Le retrait annoncé des combattants de l’AFC/M23 des territoires d’Uvira, officialisé par un communiqué du mouvement armé, intervient dans un contexte diplomatique sensible. Quelques jours plus tôt, la République démocratique du Congo et le Rwanda avaient signé un accord de paix, censé apaiser les tensions régionales, alors même que le M23 ne figurait pas comme partie signataire directe.
Pourtant, la quasi-simultanéité entre l’annonce du retrait rwandais et celle du M23 interroge. Officiellement, le mouvement rebelle se présente comme indépendant, sans lien hiérarchique avec Kigali. Mais dans les faits, cette synchronisation nourrit un débat ancien : le M23 agit-il de manière autonome ou sous une influence indirecte, voire sous des orientations stratégiques venues du Rwanda ?
Une indépendance proclamée, une réalité questionnée
Si le M23 affirme ne pas être concerné par l’accord signé entre États, son retrait immédiat après les engagements diplomatiques du Rwanda soulève une contradiction apparente.
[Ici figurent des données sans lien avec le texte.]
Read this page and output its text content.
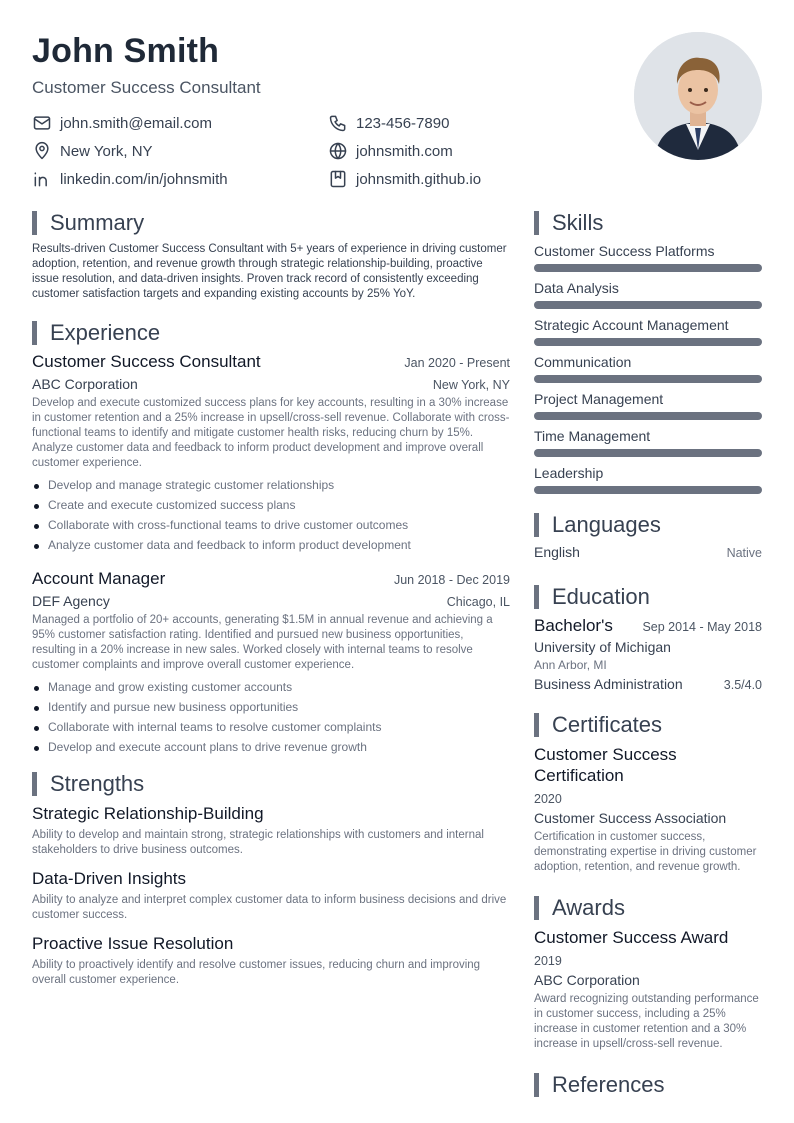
John Smith
Customer Success Consultant
john.smith@email.com	123-456-7890
New York, NY	johnsmith.com
linkedin.com/in/johnsmith	johnsmith.github.io
Summary

Results-driven Customer Success Consultant with 5+ years of experience in driving customer adoption, retention, and revenue growth through strategic relationship-building, proactive issue resolution, and data-driven insights. Proven track record of consistently exceeding customer satisfaction targets and expanding existing accounts by 25% YoY.

Experience
Customer Success Consultant	Jan 2020 - Present
ABC Corporation	New York, NY

Develop and execute customized success plans for key accounts, resulting in a 30% increase in customer retention and a 25% increase in upsell/cross-sell revenue. Collaborate with cross-functional teams to identify and mitigate customer health risks, reducing churn by 15%. Analyze customer data and feedback to inform product development and improve overall customer experience.

Develop and manage strategic customer relationships
Create and execute customized success plans
Collaborate with cross-functional teams to drive customer outcomes
Analyze customer data and feedback to inform product development
Account Manager	Jun 2018 - Dec 2019
DEF Agency	Chicago, IL

Managed a portfolio of 20+ accounts, generating $1.5M in annual revenue and achieving a 95% customer satisfaction rating. Identified and pursued new business opportunities, resulting in a 20% increase in new sales. Worked closely with internal teams to resolve customer complaints and improve overall customer experience.

Manage and grow existing customer accounts
Identify and pursue new business opportunities
Collaborate with internal teams to resolve customer complaints
Develop and execute account plans to drive revenue growth
Strengths
Strategic Relationship-Building

Ability to develop and maintain strong, strategic relationships with customers and internal stakeholders to drive business outcomes.

Data-Driven Insights

Ability to analyze and interpret complex customer data to inform business decisions and drive customer success.

Proactive Issue Resolution

Ability to proactively identify and resolve customer issues, reducing churn and improving overall customer experience.

Skills
Customer Success Platforms
Data Analysis
Strategic Account Management
Communication
Project Management
Time Management
Leadership
Languages
English	Native
Education
Bachelor's Sep 2014 - May 2018
University of Michigan
Ann Arbor, MI
Business Administration	3.5/4.0
Certificates
Customer Success Certification
2020
Customer Success Association

Certification in customer success, demonstrating expertise in driving customer adoption, retention, and revenue growth.

Awards
Customer Success Award
2019
ABC Corporation

Award recognizing outstanding performance in customer success, including a 25% increase in customer retention and a 30% increase in upsell/cross-sell revenue.

References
Pour de nombreux observateurs, il devient difficile d’expliquer pourquoi un groupe armé supposément indépendant ajusterait sa posture militaire en fonction d’un accord auquel il n’a pas officiellement pris part.
Sans constituer une preuve formelle, cette dynamique renforce l’idée d’une coordination politique ou militaire indirecte, longtemps évoquée par les autorités congolaises. La communication publique du M23 sur son retrait, loin de dissiper le doute, alimente au contraire la perception d’un mouvement inscrit dans une logique régionale, plus que strictement locale.
Le retrait suffit-il à tourner la page ?
Une autre question centrale demeure : le retrait des troupes met-il fin aux responsabilités liées aux violences commises ?
À Uvira et dans d’autres zones affectées, les combats ont provoqué des déplacements massifs de populations, des pertes humaines et une dégradation grave de la situation humanitaire. Le fait qu’un acteur armé se retire d’un territoire ne signifie pas automatiquement que les actes passés sont effacés.
Dans les conflits armés, le retrait militaire peut être un pas vers l’apaisement, mais il ne constitue ni une absolution, ni une réparation pour les victimes.
Justice, sanctions ou mécanismes internationaux ?
Se pose alors la question de la redevabilité. Si des crimes ont été commis — massacres de civils, violations des droits humains, déplacements forcés — plusieurs voies restent envisageables :
- Des enquêtes nationales ou internationales indépendantes, pour documenter les faits et établir les responsabilités ;
- Des mécanismes judiciaires internationaux, notamment via la Cour pénale internationale, si les seuils juridiques sont atteints ;
- Des sanctions ciblées, décidées au niveau régional ou international, visant des responsables militaires ou politiques identifiés ;
- Ou encore des mécanismes de justice transitionnelle, intégrant vérité, reconnaissance des torts et réparations aux victimes.
L’enjeu est crucial : une paix sans justice risque de rester fragile, et un retrait sans reddition de comptes peut être perçu comme une impunité déguisée.
Une paix sous conditions
Le retrait du Rwanda et celui du M23 peuvent être interprétés comme des signaux positifs sur le plan diplomatique. Mais pour une large partie de l’opinion congolaise, la question essentielle reste entière : qui répondra des souffrances causées à l’est du pays ?
Certes, la prudence s’impose. Un accord de paix ne se juge pas à l’annonce d’un retrait, mais à sa capacité à faire taire durablement les armes et à permettre le retour sécurisé des populations. Toutefois, dans un contexte longtemps marqué par le scepticisme, la dynamique actuelle laisse entrevoir des résultats concrets. Le retrait observé n’est pas une fin en soi, mais un premier pas, fragile mais significatif, vers une stabilisation réelle, à condition que les engagements pris soient respectés et suivis dans la durée.